In the 2010 budget tabled by President Barack Obama on Monday, the White House wants to let billions of dollars in tax breaks expire by the end of the year — effectively a tax hike by stealth.
While the administration is focusing its proposal on eliminating tax breaks for individuals who earn $250,000 a year or more, middle-class families will face a slew of these backdoor increases.
The targeted tax provisions were enacted under the Bush administration’s Economic Growth and Tax Relief Reconciliation Act of 2001. Among other things, the law lowered individual tax rates, slashed taxes on capital gains and dividends, and steadily scaled back the estate tax to zero in 2010.
If the provisions are allowed to expire on December 31, the top-tier personal income tax rate will rise to 39.6 percent from 35 percent. But lower-income families will pay more as well: the 25 percent tax bracket will revert back to 28 percent; the 28 percent bracket will increase to 31 percent; and the 33 percent bracket will increase to 36 percent. The special 10 percent bracket is eliminated.
Investors will pay more on their earnings next year as well, with the tax on dividends jumping to 39.6 percent from 15 percent and the capital-gains tax increasing to 20 percent from 15 percent. The estate tax is eliminated this year, but it will return in 2011 — though there has been talk about reinstating the death tax sooner.
Millions of middle-class households already may be facing higher taxes in 2010 because Congress has failed to extend tax breaks that expired on January 1, most notably a “patch” that limited the impact of the alternative minimum tax. The AMT, initially designed to prevent the very rich from avoiding income taxes, was never indexed for inflation. Now the tax is affecting millions of middle-income households, but lawmakers have been reluctant to repeal it because it has become a key source of revenue.
Without annual legislation to renew the patch this year, the AMT could affect an estimated 25 million taxpayers with incomes as low as $33,750 (or $45,000 for joint filers). Even if the patch is extended to last year’s levels, the tax will hit American families that can hardly be considered wealthy — the AMT exemption for 2009 was $46,700 for singles and $70,950 for married couples filing jointly.

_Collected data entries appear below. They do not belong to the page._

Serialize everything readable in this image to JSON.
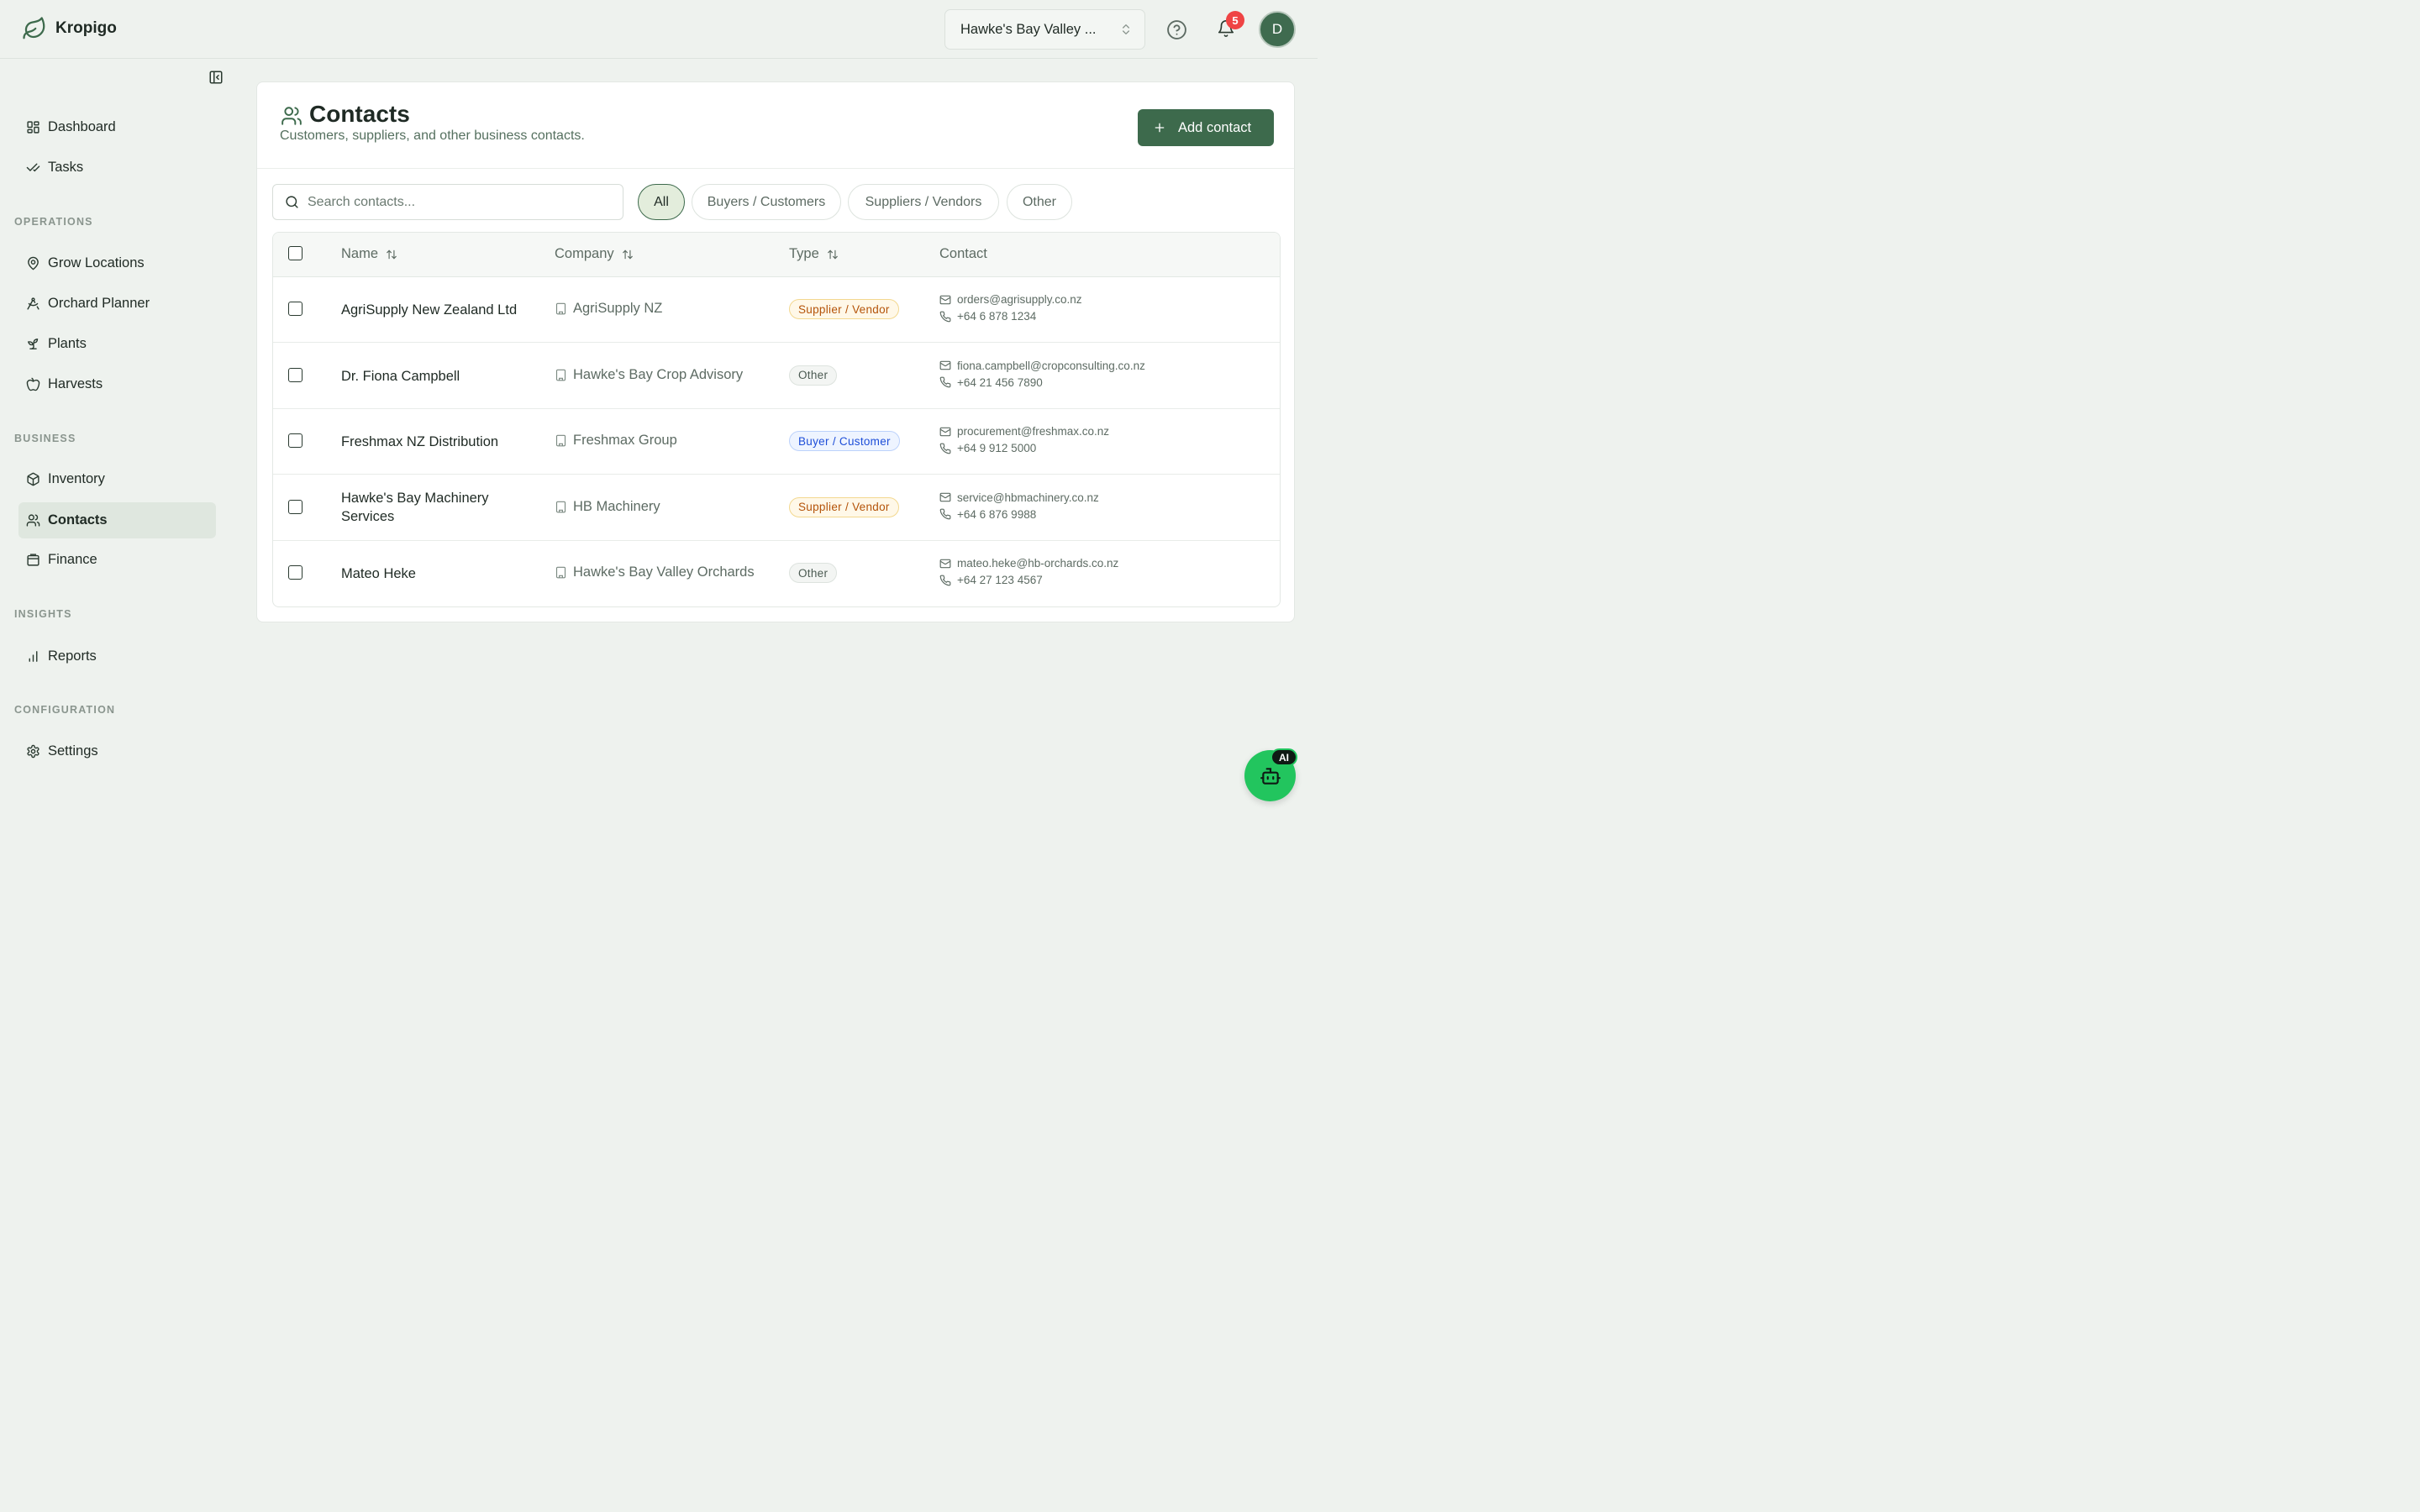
{
  "brand": {
    "name": "Kropigo"
  },
  "header": {
    "org_selector": "Hawke's Bay Valley ...",
    "notification_count": "5",
    "avatar_initial": "D"
  },
  "sidebar": {
    "top_items": [
      {
        "label": "Dashboard",
        "icon": "dashboard-icon"
      },
      {
        "label": "Tasks",
        "icon": "check-icon"
      }
    ],
    "sections": [
      {
        "label": "OPERATIONS",
        "items": [
          {
            "label": "Grow Locations",
            "icon": "map-pin-icon"
          },
          {
            "label": "Orchard Planner",
            "icon": "planner-icon"
          },
          {
            "label": "Plants",
            "icon": "sprout-icon"
          },
          {
            "label": "Harvests",
            "icon": "apple-icon"
          }
        ]
      },
      {
        "label": "BUSINESS",
        "items": [
          {
            "label": "Inventory",
            "icon": "package-icon"
          },
          {
            "label": "Contacts",
            "icon": "users-icon",
            "active": true
          },
          {
            "label": "Finance",
            "icon": "wallet-icon"
          }
        ]
      },
      {
        "label": "INSIGHTS",
        "items": [
          {
            "label": "Reports",
            "icon": "bar-chart-icon"
          }
        ]
      },
      {
        "label": "CONFIGURATION",
        "items": [
          {
            "label": "Settings",
            "icon": "gear-icon"
          }
        ]
      }
    ]
  },
  "page": {
    "title": "Contacts",
    "subtitle": "Customers, suppliers, and other business contacts.",
    "add_button": "Add contact",
    "search_placeholder": "Search contacts...",
    "filters": [
      "All",
      "Buyers / Customers",
      "Suppliers / Vendors",
      "Other"
    ],
    "active_filter": "All"
  },
  "table": {
    "columns": [
      "Name",
      "Company",
      "Type",
      "Contact"
    ],
    "rows": [
      {
        "name": "AgriSupply New Zealand Ltd",
        "company": "AgriSupply NZ",
        "type": "Supplier / Vendor",
        "type_kind": "supplier",
        "email": "orders@agrisupply.co.nz",
        "phone": "+64 6 878 1234"
      },
      {
        "name": "Dr. Fiona Campbell",
        "company": "Hawke's Bay Crop Advisory",
        "type": "Other",
        "type_kind": "other",
        "email": "fiona.campbell@cropconsulting.co.nz",
        "phone": "+64 21 456 7890"
      },
      {
        "name": "Freshmax NZ Distribution",
        "company": "Freshmax Group",
        "type": "Buyer / Customer",
        "type_kind": "buyer",
        "email": "procurement@freshmax.co.nz",
        "phone": "+64 9 912 5000"
      },
      {
        "name": "Hawke's Bay Machinery Services",
        "company": "HB Machinery",
        "type": "Supplier / Vendor",
        "type_kind": "supplier",
        "email": "service@hbmachinery.co.nz",
        "phone": "+64 6 876 9988"
      },
      {
        "name": "Mateo Heke",
        "company": "Hawke's Bay Valley Orchards",
        "type": "Other",
        "type_kind": "other",
        "email": "mateo.heke@hb-orchards.co.nz",
        "phone": "+64 27 123 4567"
      }
    ]
  },
  "ai_assistant": {
    "badge": "AI"
  },
  "colors": {
    "accent": "#3d6a4c",
    "fab": "#22c55e",
    "badge_red": "#ef4444"
  }
}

Middle-class families also will find fewer tax breaks available to them in 2010 if other popular tax provisions are allowed to expire. Among them:
* Taxpayers who itemize will lose the option to deduct state sales-tax payments instead of state and local income taxes;
* The $250 teacher tax credit for classroom supplies;
* The tax deduction for up to $4,000 of college tuition and expenses;
* Individuals who don’t itemize will no longer be able to increase their standard deduction by up to $1,000 for property taxes paid;
* The first $2,400 of unemployment benefits are taxable, in 2009 that amount was tax-free.”